Maud is an 82-year-old British woman whose memory is rapidly deteriorating. But she is sure of one thing: her friend Elizabeth is missing. She keeps telling her daughter and anyone else she comes across about this problem, but still she cannot find Elizabeth. As she searches for clues and tries to figure out how to locate her friend, she starts slipping into her past, reliving memories of decades earlier when she was a teen. Her older, married sister, Sukey, disappeared shortly after the end of World War II, and her family searched for possibilities as to where she could have gone. The young Maud relates the days of want when rationing provided not nearly enough food — or at least variety — and the desperation of her parents and their lodger as they wonder about Sukey’s whereabouts.
Bits of information about both disappearances dovetail more and more as the novel progresses and as older Maud’s mind slips further into confusion. Readers suspect Elizabeth is probably fine because Maud’s daughter and others show no concern, but they can’t help but wonder if there might be a possibility of some danger. Meanwhile, it’s certain foul play was involved with Sukey’s disappearance, and the young Maud collects and shares clues that point to guilt of potential suspects.

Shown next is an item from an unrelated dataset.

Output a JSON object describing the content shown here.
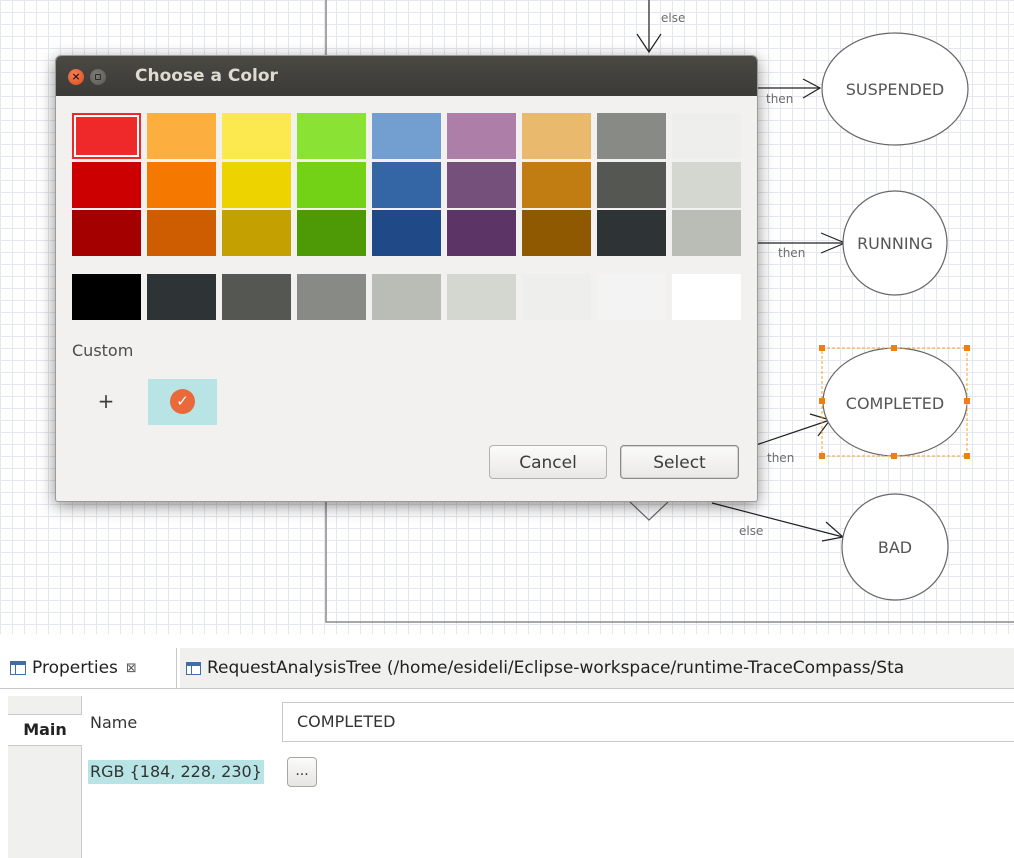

So Elizabeth Is Missing is a mystery told by both a reliable and an unreliable narrator at the same time, because the teen Maud has a clear mind but not necessarily the whole picture, as she’s not yet an adult, and the elderly Maud’s narration feels wholly unsettling and largely unreliable. It’s a fascinating mix and one that creates a story that acts also as a reminder of the millions who suffer from dementia and of the difficulties their loved ones face in trying to care properly for them.
Rated: High, primarily for about 15 uses of strong language and a few uses of less vulgar terms (including some considered bad language just by the British). There’s little in the way of violence or sexual content.